RDC: campagne de manipulation et politisation de la gestion des ressources forestières, la société civile environnementale éclaire l’opinion

RDC: campagne de manipulation et politisation de la gestion des ressources forestières, la société civile environnementale éclaire l’opinion

28 février 2021 0 Par Grandjournalcd.net

La société civile environnementale, dans son rôle de faire le suivi de la gestion des ressources naturelles, fait une clarification sur la situation actuelle des informations distillées dans les médias en rapport avec l’attribution de quatre concessions forestières.

D’après un communiqué parvenu à notre rédaction, elle indique que ces informations font l’objet de son attention particulière car les questions forestières dont dépendent les communautés locales et peuples autochtones sont vitales.

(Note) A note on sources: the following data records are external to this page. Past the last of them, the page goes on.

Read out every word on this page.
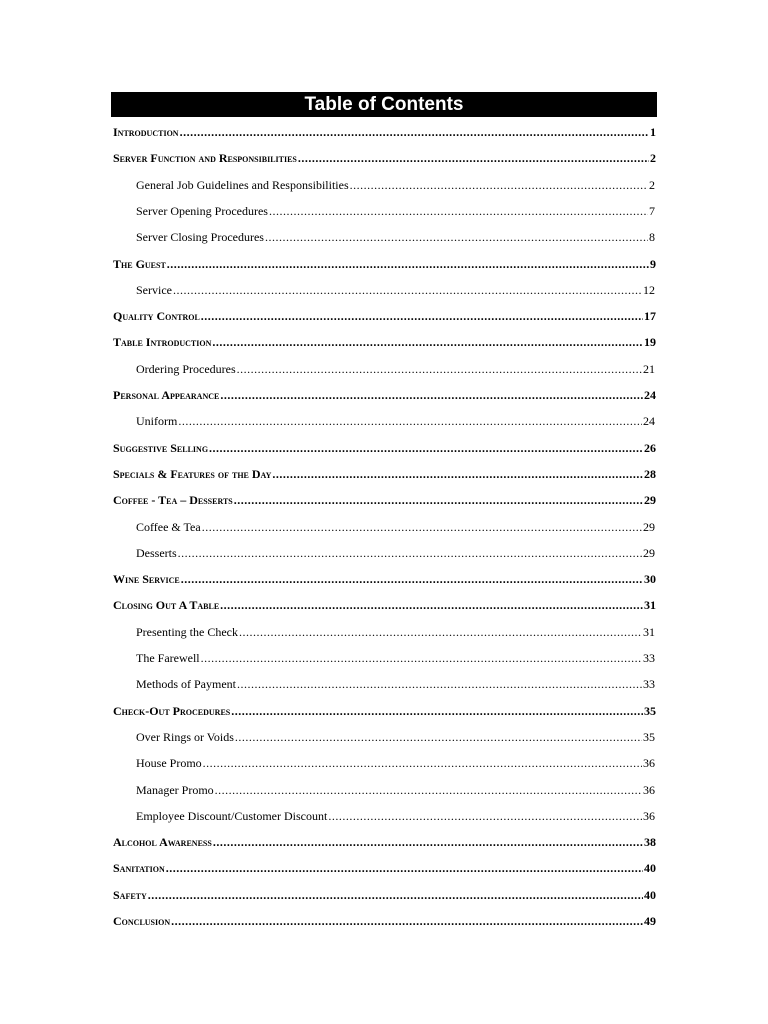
Table of Contents
Introduction .....	1
Server Function and Responsibilities .....	2
General Job Guidelines and Responsibilities .....	2
Server Opening Procedures .....	7
Server Closing Procedures .....	8
The Guest .....	9
Service .....	12
Quality Control .....	17
Table Introduction .....	19
Ordering Procedures .....	21
Personal Appearance .....	24
Uniform .....	24
Suggestive Selling .....	26
Specials & Features of the Day .....	28
Coffee - Tea – Desserts .....	29
Coffee & Tea .....	29
Desserts .....	29
Wine Service .....	30
Closing Out A Table .....	31
Presenting the Check .....	31
The Farewell .....	33
Methods of Payment .....	33
Check-Out Procedures .....	35
Over Rings or Voids .....	35
House Promo .....	36
Manager Promo .....	36
Employee Discount/Customer Discount .....	36
Alcohol Awareness .....	38
Sanitation .....	40
Safety .....	40
Conclusion .....	49
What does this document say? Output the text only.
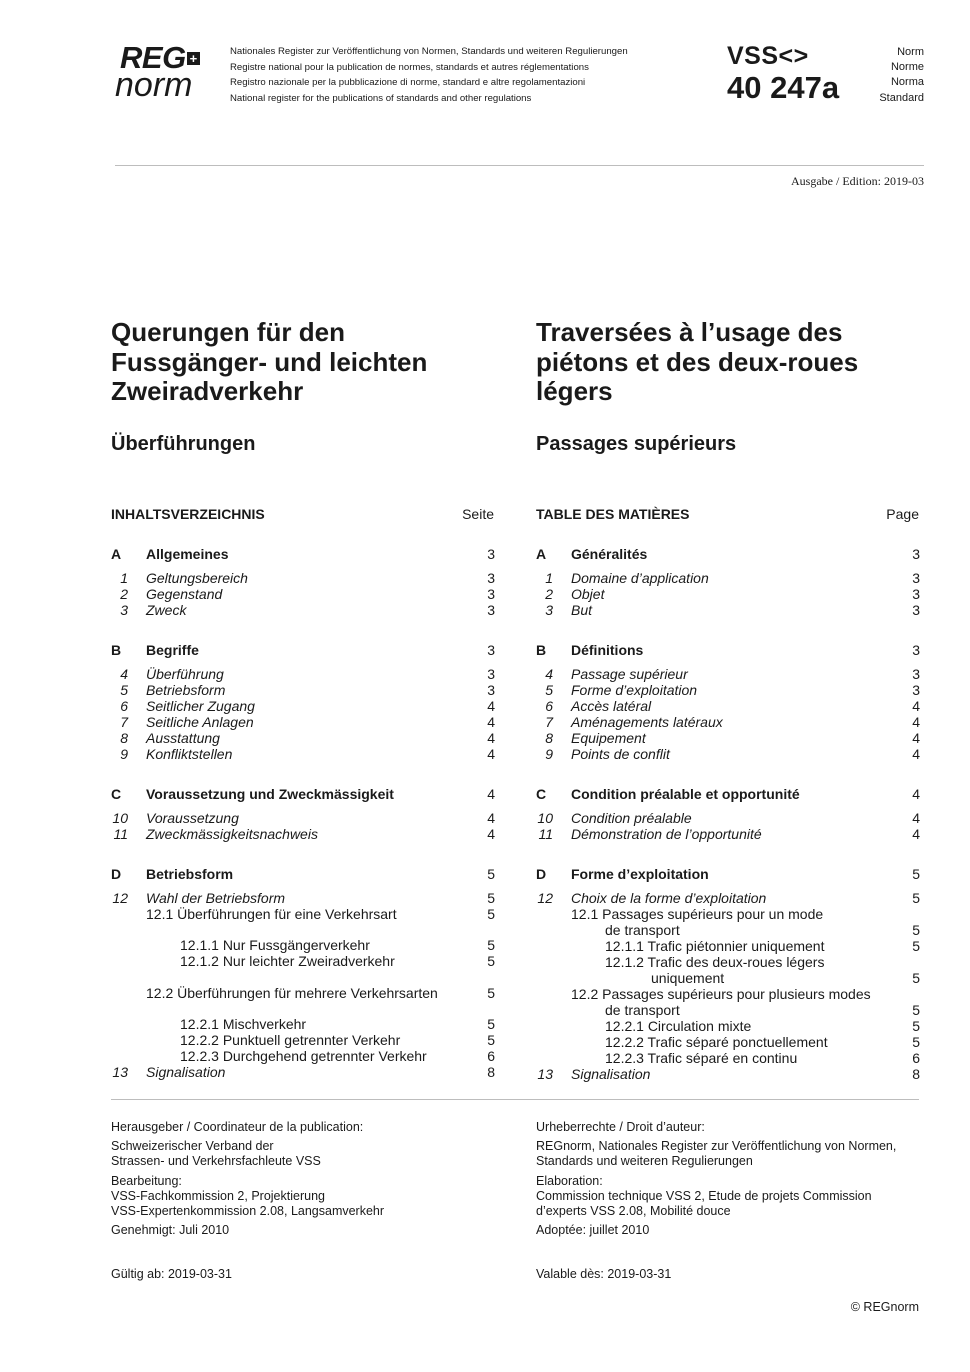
REG +
norm
Nationales Register zur Veröffentlichung von Normen, Standards und weiteren Regulierungen
Registre national pour la publication de normes, standards et autres réglementations
Registro nazionale per la pubblicazione di norme, standard e altre regolamentazioni
National register for the publications of standards and other regulations
VSS<>
40 247a
Norm
Norme
Norma
Standard
Ausgabe / Edition: 2019-03
Querungen für den
Fussgänger- und leichten
Zweiradverkehr
Traversées à l’usage des
piétons et des deux-roues
légers
Überführungen	Passages supérieurs
INHALTSVERZEICHNIS	Seite	TABLE DES MATIÈRES	Page
A	Allgemeines	3
1 Geltungsbereich	3
2 Gegenstand	3
3 Zweck	3
B	Begriffe	3
4 Überführung	3
5 Betriebsform	3
6 Seitlicher Zugang	4
7 Seitliche Anlagen	4
8 Ausstattung	4
9 Konfliktstellen	4
C	Voraussetzung und Zweckmässigkeit	4
10 Voraussetzung	4
11 Zweckmässigkeitsnachweis	4
D	Betriebsform	5
12 Wahl der Betriebsform	5
12.1 Überführungen für eine Verkehrsart	5
12.1.1 Nur Fussgängerverkehr	5
12.1.2 Nur leichter Zweiradverkehr	5
12.2 Überführungen für mehrere Verkehrsarten	5
12.2.1 Mischverkehr	5
12.2.2 Punktuell getrennter Verkehr	5
12.2.3 Durchgehend getrennter Verkehr	6
13 Signalisation	8
A	Généralités	3
1 Domaine d’application	3
2 Objet	3
3 But	3
B	Définitions	3
4 Passage supérieur	3
5 Forme d’exploitation	3
6 Accès latéral	4
7 Aménagements latéraux	4
8 Equipement	4
9 Points de conflit	4
C	Condition préalable et opportunité	4
10 Condition préalable	4
11 Démonstration de l’opportunité	4
D	Forme d’exploitation	5
12 Choix de la forme d’exploitation	5
12.1 Passages supérieurs pour un mode
de transport	5
12.1.1 Trafic piétonnier uniquement	5
12.1.2 Trafic des deux-roues légers
uniquement	5
12.2 Passages supérieurs pour plusieurs modes
de transport	5
12.2.1 Circulation mixte	5
12.2.2 Trafic séparé ponctuellement	5
12.2.3 Trafic séparé en continu	6
13 Signalisation	8
Herausgeber / Coordinateur de la publication:
Schweizerischer Verband der
Strassen- und Verkehrsfachleute VSS
Bearbeitung:
VSS-Fachkommission 2, Projektierung
VSS-Expertenkommission 2.08, Langsamverkehr
Genehmigt: Juli 2010
Gültig ab: 2019-03-31
Urheberrechte / Droit d’auteur:
REGnorm, Nationales Register zur Veröffentlichung von Normen,
Standards und weiteren Regulierungen
Elaboration:
Commission technique VSS 2, Etude de projets Commission
d’experts VSS 2.08, Mobilité douce
Adoptée: juillet 2010
Valable dès: 2019-03-31
© REGnorm
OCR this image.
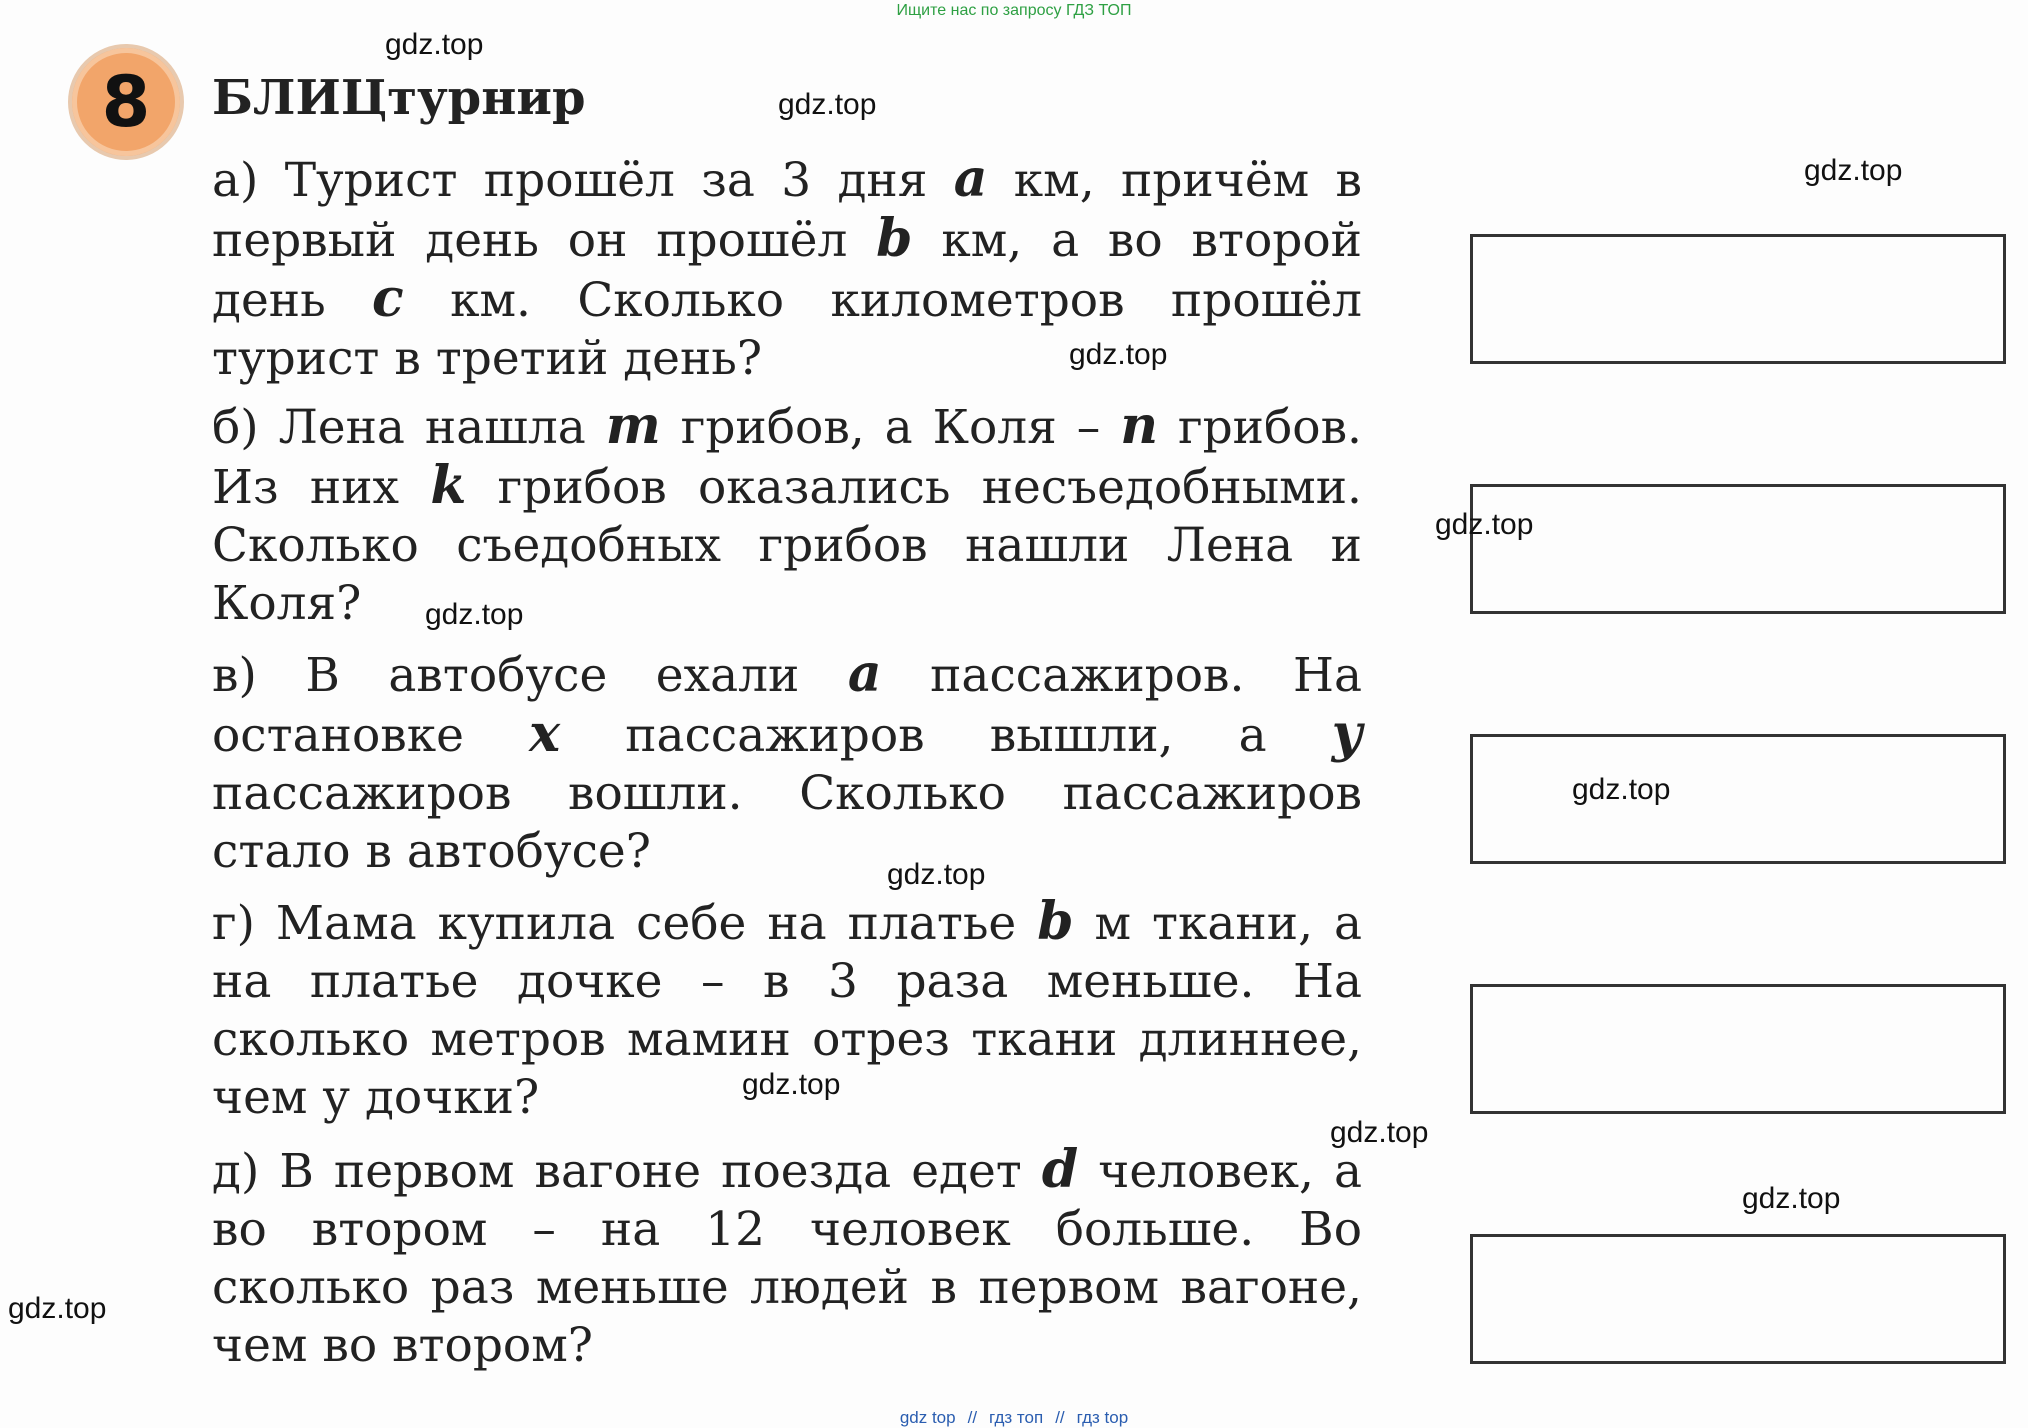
Ищите нас по запросу ГДЗ ТОП
8	БЛИЦтурнир
а) Турист прошёл за 3 дня a км, причём в первый день он прошёл b км, а во второй день c км. Сколько километров прошёл турист в третий день?
б) Лена нашла m грибов, а Коля – n грибов. Из них k грибов оказались несъедобными. Сколько съедобных грибов нашли Лена и Коля?
в) В автобусе ехали a пассажиров. На остановке x пассажиров вышли, а y пассажиров вошли. Сколько пассажиров стало в автобусе?
г) Мама купила себе на платье b м ткани, а на платье дочке – в 3 раза меньше. На сколько метров мамин отрез ткани длиннее, чем у дочки?
д) В первом вагоне поезда едет d человек, а во втором – на 12 человек больше. Во сколько раз меньше людей в первом вагоне, чем во втором?
gdz.top
gdz.top
gdz.top
gdz.top
gdz.top
gdz.top
gdz.top
gdz.top
gdz.top
gdz.top
gdz.top
gdz.top
gdz top // гдз топ // гдз top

Ce domaine étant multi-acteurs, note la société civile environnementale, il est important de tenir compte des avis de toutes les parties prenantes impliquées dans la gestion des ressources forestières en RDC.

Elle rappelle qu’au cours de la Conférence de presse tenue par le Groupe de Travail Climat REDD Rénové (GTCRR) en date du 18 février 2021, ainsi que le communiqué de presse de GreenPeace, il est souligné des oppositions sur les attributions des concessions forestières par le
Ministère de l’Environnement et du Développement Durable en évoquant la violation du moratoire, la violation des règles de forme, l’excès de pouvoir, bref l’illégalité de l’acte posé par le Ministre de tutelle.

Le Ministre de l’Environnement a aussi fourni des arguments justifiant ces décisions, ajoute-t-elle.

La Société Civile Environnementale, au regard de ces différents arguments soulevé, fait les observations ci-après :

1° Juridiquement et Techniquement, on ne peut pas confondre la violation du moratoire à la réattribution des concessions forestières étant donné que la violation du moratoire
concerne l’attribution des nouvelles concessions forestières tandis que dans le cas d’espèce, nous sommes face à une réattribution qui porte sur des anciennes concessions existantes et mal exploitées. (Cfr. Décret 05/116 du 24 octobre 2005 fixant les modalités de conversion des anciens titres forestiers et portant extension du moratoire en matière d’octroi des titres d’exploitations forestières ; la loi n°011/2002 du 29 aout 2002 portant Code forestier en RDC).

2° Concernant la réattribution des anciens titres, la Société Civile Environnementale, insiste sur la nécessité de veiller sur le respect des droits traditionnels et coutumiers
des communautés riveraines. Elle recommande à la Société groupe Service de prendre toutes les dispositions enfin de garantir dans le cas précis les droits acquis
conformément à l’article 89 du code forestier, mais soulignons qu’a ce stade rien n’indique qu’il y a non pris en compte par le nouveau concessionnaire de ces droits acquis.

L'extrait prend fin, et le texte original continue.